L’Aquila calcio paga i rimborsi arretrati ai suoi giocatori

29 Marzo 2019

L’AQUILA. A seguito dei malumori creatisi dopo il pareggio di Pescina contro il San Benedetto Venere, nella quale erano emersi ritardi sui rimborsi spese dei calciatori, il sodalizio rossoblù ha...
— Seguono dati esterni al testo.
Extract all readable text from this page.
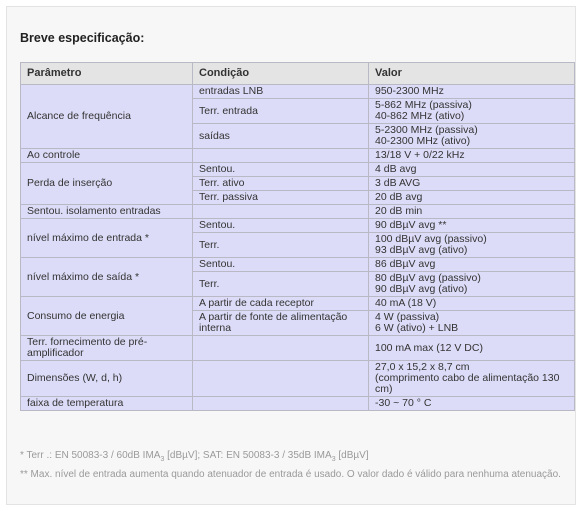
Breve especificação:
Parâmetro	Condição	Valor
Alcance de frequência	entradas LNB	950-2300 MHz
	Terr. entrada	5-862 MHz (passiva)
40-862 MHz (ativo)
	saídas	5-2300 MHz (passiva)
40-2300 MHz (ativo)
Ao controle		13/18 V + 0/22 kHz
Perda de inserção	Sentou.	4 dB avg
	Terr. ativo	3 dB AVG
	Terr. passiva	20 dB avg
Sentou. isolamento entradas		20 dB min
nível máximo de entrada *	Sentou.	90 dBµV avg **
	Terr.	100 dBµV avg (passivo)
93 dBµV avg (ativo)
nível máximo de saída *	Sentou.	86 dBµV avg
	Terr.	80 dBµV avg (passivo)
90 dBµV avg (ativo)
Consumo de energia	A partir de cada receptor	40 mA (18 V)
	A partir de fonte de alimentação interna	4 W (passiva)
6 W (ativo) + LNB
Terr. fornecimento de pré-amplificador		100 mA max (12 V DC)
Dimensões (W, d, h)		27,0 x 15,2 x 8,7 cm
(comprimento cabo de alimentação 130 cm)
faixa de temperatura		-30 ~ 70 ° C

* Terr .: EN 50083-3 / 60dB $IMA_3$ [dBµV]; SAT: EN 50083-3 / 35dB $IMA_3$ [dBµV]

** Max. nível de entrada aumenta quando atenuador de entrada é usado. O valor dado é válido para nenhuma atenuação.
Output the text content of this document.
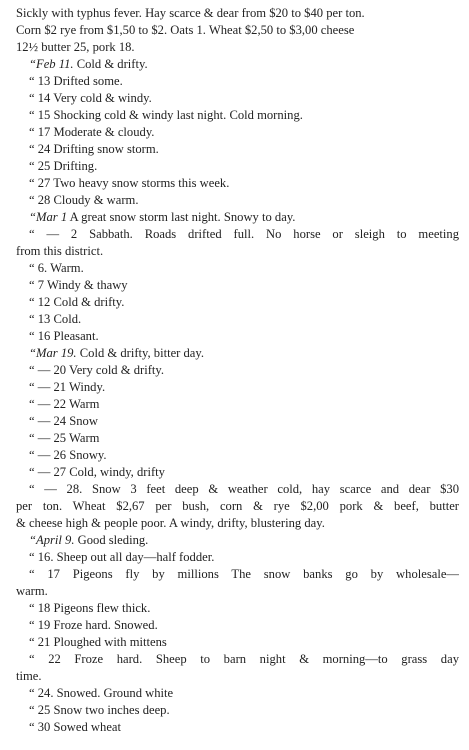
Sickly with typhus fever. Hay scarce & dear from $20 to $40 per ton.
Corn $2 rye from $1,50 to $2. Oats 1. Wheat $2,50 to $3,00 cheese
12½ butter 25, pork 18.
“Feb 11. Cold & drifty.
“ 13 Drifted some.
“ 14 Very cold & windy.
“ 15 Shocking cold & windy last night. Cold morning.
“ 17 Moderate & cloudy.
“ 24 Drifting snow storm.
“ 25 Drifting.
“ 27 Two heavy snow storms this week.
“ 28 Cloudy & warm.
“Mar 1 A great snow storm last night. Snowy to day.
“ — 2 Sabbath. Roads drifted full. No horse or sleigh to meeting
from this district.
“ 6. Warm.
“ 7 Windy & thawy
“ 12 Cold & drifty.
“ 13 Cold.
“ 16 Pleasant.
“Mar 19. Cold & drifty, bitter day.
“ — 20 Very cold & drifty.
“ — 21 Windy.
“ — 22 Warm
“ — 24 Snow
“ — 25 Warm
“ — 26 Snowy.
“ — 27 Cold, windy, drifty
“ — 28. Snow 3 feet deep & weather cold, hay scarce and dear $30
per ton. Wheat $2,67 per bush, corn & rye $2,00 pork & beef, butter
& cheese high & people poor. A windy, drifty, blustering day.
“April 9. Good sleding.
“ 16. Sheep out all day—half fodder.
“ 17 Pigeons fly by millions The snow banks go by wholesale—
warm.
“ 18 Pigeons flew thick.
“ 19 Froze hard. Snowed.
“ 21 Ploughed with mittens
“ 22 Froze hard. Sheep to barn night & morning—to grass day
time.
“ 24. Snowed. Ground white
“ 25 Snow two inches deep.
“ 30 Sowed wheat
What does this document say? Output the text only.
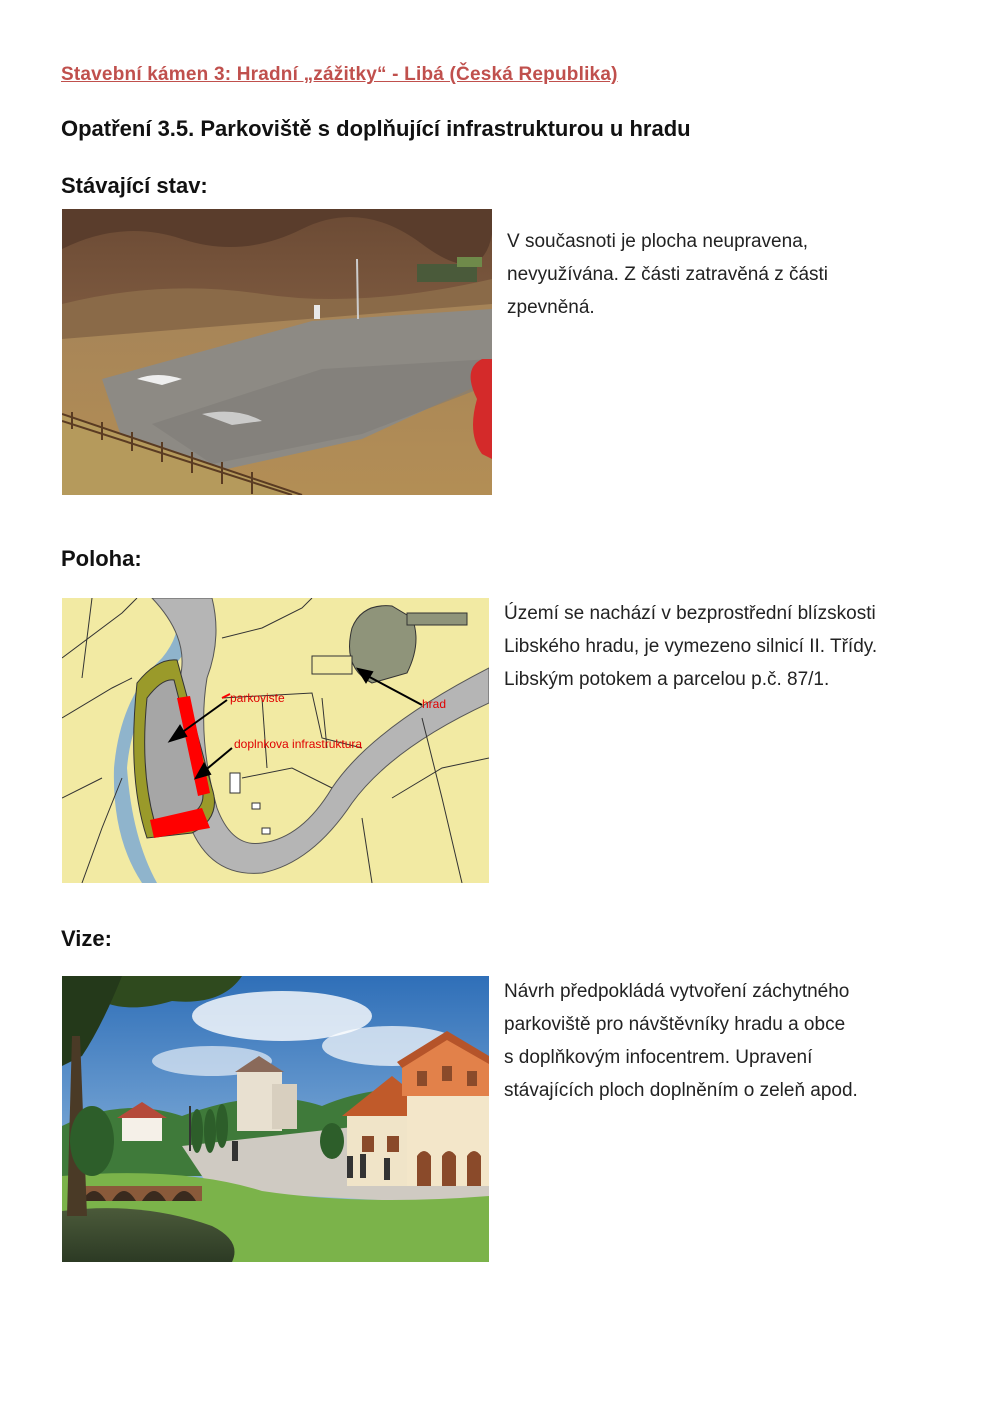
Stavební kámen 3: Hradní „zážitky“ - Libá (Česká Republika)
Opatření 3.5. Parkoviště s doplňující infrastrukturou u hradu
Stávající stav:
V současnoti je plocha neupravena,
nevyužívána. Z části zatravěná z části
zpevněná.
Poloha:
parkoviste
doplnkova infrastruktura
hrad
Území se nachází v bezprostřední blízskosti
Libského hradu, je vymezeno silnicí II. Třídy.
Libským potokem a parcelou p.č. 87/1.
Vize:
Návrh předpokládá vytvoření záchytného
parkoviště pro návštěvníky hradu a obce
s doplňkovým infocentrem. Upravení
stávajících ploch doplněním o zeleň apod.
L’AQUILA. A seguito dei malumori creatisi dopo il pareggio di Pescina contro il San Benedetto Venere, nella quale erano emersi ritardi sui rimborsi spese dei calciatori, il sodalizio rossoblù ha provveduto nella giornata di ieri a far percepire il rimborso dell’ultima mensilità. «Come da cronoprogramma, i rimborsi sono stati pagati, a carico mio e del vice presidente Lucio Piccinini, attualmente gli unici due soci della proprietà». Questo il commento del presidente dell’Aquila Calcio, l’avvocato Marco De Paulis. «Ribadisco che c’è stato un ritardo di circa 15 giorni e che al momento la nostra società è in piena regola su tutto, anche con i fornitori». Pagata dunque la quinta delle otto rate che i giocatori rossoblù dovranno percepire. «Tutto secondo la tabella di marcia. Ad aprile sarà pagata un’altra rata e resteranno solo quelle di maggio e di giugno». Il numero uno del sodalizio rossoblù, ribadisce che il pareggio della scorsa domenica non aveva a che fare con il ritardo dei rimborsi. «Le squadre contro di noi danno sempre il massimo, i ragazzi stanno lavorando molto in questa stagione e un po’ di stanchezza può emergere. Ora concentriamoci per vincere il campionato». La questione dei mancati rimborsi aveva portato alla luce del malessere da parte della tifoseria aquilana che a seguito della notizia, aveva chiesto alla società, attraverso la pagina Facebook, “trasparenza e serietà”. Uno sfogo, figlio anche dei tanti e troppi bocconi amari che l’ambiente aquilano ha dovuto digerire nel corso delle ultime gestioni societarie, che hanno portato alla ripartenza in Prima categoria. Nel frattempo la squadra è chiamata al riscatto, dopo le ultime prestazioni non brillanti, al Gran Sasso Acconcia, dove ospiterà domenica alle 15 il Real Carsoli.